I object to your apparent belief that you can, just using introspection, revolutionise ideas have been developed through hard work by intelligent people over hundreds of years. Having admitted "The only way I can begin  to approach it [science] is through the supposedly 'accessible' books that some scientists write for laymen, and I can't honestly claim to understand more than a fraction even of these" you go on to ridicule the attempts of scientists to explain their theories. You sneer that these scientific laws are nothing more than explanations. And? Your point is?

I could go on and on. You certainly do. One of the flaws of this book is the endless repetition which your rhetoric demands.

Just one other moan. You claim that it is impossible, by introspection, to decide how or when decision are made. But psychologists using cleverly designed experiments can throw light on how humans think. But you ignore the hard work of so many because you are carried away with your own arguments.

I hated this book. It is endorsed by A.C. Grayling.
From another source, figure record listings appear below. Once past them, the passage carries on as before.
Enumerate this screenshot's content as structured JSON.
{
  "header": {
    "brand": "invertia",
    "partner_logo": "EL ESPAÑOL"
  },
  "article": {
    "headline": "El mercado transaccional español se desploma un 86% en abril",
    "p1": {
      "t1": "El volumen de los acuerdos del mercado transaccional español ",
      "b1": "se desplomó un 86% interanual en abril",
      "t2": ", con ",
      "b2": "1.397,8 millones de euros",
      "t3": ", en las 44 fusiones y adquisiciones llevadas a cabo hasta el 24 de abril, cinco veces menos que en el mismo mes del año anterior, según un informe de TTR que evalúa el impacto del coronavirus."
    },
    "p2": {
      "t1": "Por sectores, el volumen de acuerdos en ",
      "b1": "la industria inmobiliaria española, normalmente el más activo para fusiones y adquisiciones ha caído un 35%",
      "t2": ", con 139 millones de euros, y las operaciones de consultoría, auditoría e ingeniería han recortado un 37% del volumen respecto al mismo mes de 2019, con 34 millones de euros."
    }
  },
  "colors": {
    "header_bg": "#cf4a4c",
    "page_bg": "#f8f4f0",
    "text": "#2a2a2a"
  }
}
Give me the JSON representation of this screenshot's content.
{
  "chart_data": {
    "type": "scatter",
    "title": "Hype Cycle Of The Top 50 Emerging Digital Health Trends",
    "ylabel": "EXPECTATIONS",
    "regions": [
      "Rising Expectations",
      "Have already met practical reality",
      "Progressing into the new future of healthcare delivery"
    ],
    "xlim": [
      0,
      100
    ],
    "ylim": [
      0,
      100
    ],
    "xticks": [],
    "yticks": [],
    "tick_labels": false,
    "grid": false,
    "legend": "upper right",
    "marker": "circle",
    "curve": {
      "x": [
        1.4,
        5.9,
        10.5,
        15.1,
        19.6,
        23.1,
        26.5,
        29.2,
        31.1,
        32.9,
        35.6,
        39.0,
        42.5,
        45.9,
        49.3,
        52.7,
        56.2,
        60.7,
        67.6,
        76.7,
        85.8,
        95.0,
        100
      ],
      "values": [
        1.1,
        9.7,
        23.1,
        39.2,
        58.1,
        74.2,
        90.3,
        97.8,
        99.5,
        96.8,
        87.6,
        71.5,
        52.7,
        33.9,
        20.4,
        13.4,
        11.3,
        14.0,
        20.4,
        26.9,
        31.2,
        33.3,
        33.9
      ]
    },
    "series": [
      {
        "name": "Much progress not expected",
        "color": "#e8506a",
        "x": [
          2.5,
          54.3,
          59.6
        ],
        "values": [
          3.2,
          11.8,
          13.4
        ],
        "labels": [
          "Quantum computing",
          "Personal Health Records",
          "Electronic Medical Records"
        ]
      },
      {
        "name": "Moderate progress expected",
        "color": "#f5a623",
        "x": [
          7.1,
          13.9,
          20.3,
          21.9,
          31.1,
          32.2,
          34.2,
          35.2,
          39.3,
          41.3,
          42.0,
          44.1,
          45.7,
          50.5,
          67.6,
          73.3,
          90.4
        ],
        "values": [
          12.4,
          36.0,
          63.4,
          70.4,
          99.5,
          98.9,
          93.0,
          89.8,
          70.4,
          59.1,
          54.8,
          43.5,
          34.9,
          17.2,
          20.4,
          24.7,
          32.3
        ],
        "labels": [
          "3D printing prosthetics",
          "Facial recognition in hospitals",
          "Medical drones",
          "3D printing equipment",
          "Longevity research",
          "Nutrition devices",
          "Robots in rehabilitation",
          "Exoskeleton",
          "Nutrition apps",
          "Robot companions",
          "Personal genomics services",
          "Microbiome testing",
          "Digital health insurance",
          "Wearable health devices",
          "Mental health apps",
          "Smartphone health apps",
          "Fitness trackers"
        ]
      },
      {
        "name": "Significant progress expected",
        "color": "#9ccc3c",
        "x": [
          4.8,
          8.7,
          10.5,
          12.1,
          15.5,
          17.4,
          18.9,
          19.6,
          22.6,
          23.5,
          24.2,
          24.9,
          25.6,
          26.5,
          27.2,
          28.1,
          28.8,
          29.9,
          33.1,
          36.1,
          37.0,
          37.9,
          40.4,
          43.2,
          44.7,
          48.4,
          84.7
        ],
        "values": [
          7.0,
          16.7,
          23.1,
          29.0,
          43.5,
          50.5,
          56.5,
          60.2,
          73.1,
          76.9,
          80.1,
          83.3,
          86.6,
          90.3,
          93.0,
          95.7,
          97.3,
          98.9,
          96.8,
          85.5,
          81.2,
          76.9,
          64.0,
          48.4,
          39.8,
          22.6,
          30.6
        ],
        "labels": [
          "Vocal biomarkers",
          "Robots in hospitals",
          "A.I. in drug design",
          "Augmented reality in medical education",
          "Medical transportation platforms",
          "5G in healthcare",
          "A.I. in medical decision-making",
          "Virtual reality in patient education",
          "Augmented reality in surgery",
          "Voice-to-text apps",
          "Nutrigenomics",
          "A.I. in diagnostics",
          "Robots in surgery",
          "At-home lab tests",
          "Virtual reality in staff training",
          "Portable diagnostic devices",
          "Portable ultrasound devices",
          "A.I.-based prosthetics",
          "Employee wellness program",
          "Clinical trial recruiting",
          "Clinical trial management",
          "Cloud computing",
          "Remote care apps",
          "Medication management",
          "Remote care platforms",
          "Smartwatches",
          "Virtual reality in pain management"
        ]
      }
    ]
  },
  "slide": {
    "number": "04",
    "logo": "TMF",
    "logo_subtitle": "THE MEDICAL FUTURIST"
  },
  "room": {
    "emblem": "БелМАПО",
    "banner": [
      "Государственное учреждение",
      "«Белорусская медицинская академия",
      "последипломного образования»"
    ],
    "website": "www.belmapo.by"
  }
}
This makes me not want to read anything ACG has written.

Superfreakonomics by Stephen Levitt and Stephen Dubner

Another compendium of mad statistics from the Freakonomics people. I discovered:
  • It is more dangerous to be a drunk pedestrian than a drunk driver (so don't confiscate those car keys!)
  • Prostitutes practise price discrimination which is possible because they can easily identify which customers are likely to pay more and they can prevent resale of the product
  • Pimps add more value than estate agents
  • Every year the shoe bomber costs the US 1,065 years of extra security checks at airports
  • You could mask the effects of global warming by attaching long hoses to power station chimneys: pumping the sulphur dioxide high into the atmosphere would create a blanket that would cause global cooling
  • And you could prevent hurricanes using big rubber rings
  • An experiment to see whether monkeys could understand money not only had the monkeys trading coins for treast but also engendered the first observed case of monkey prostitution (a male monkey gave his coin to a female, they had sex, the female then used the coin to buy a treat!)

Even with all this it wasn't as good as the first one!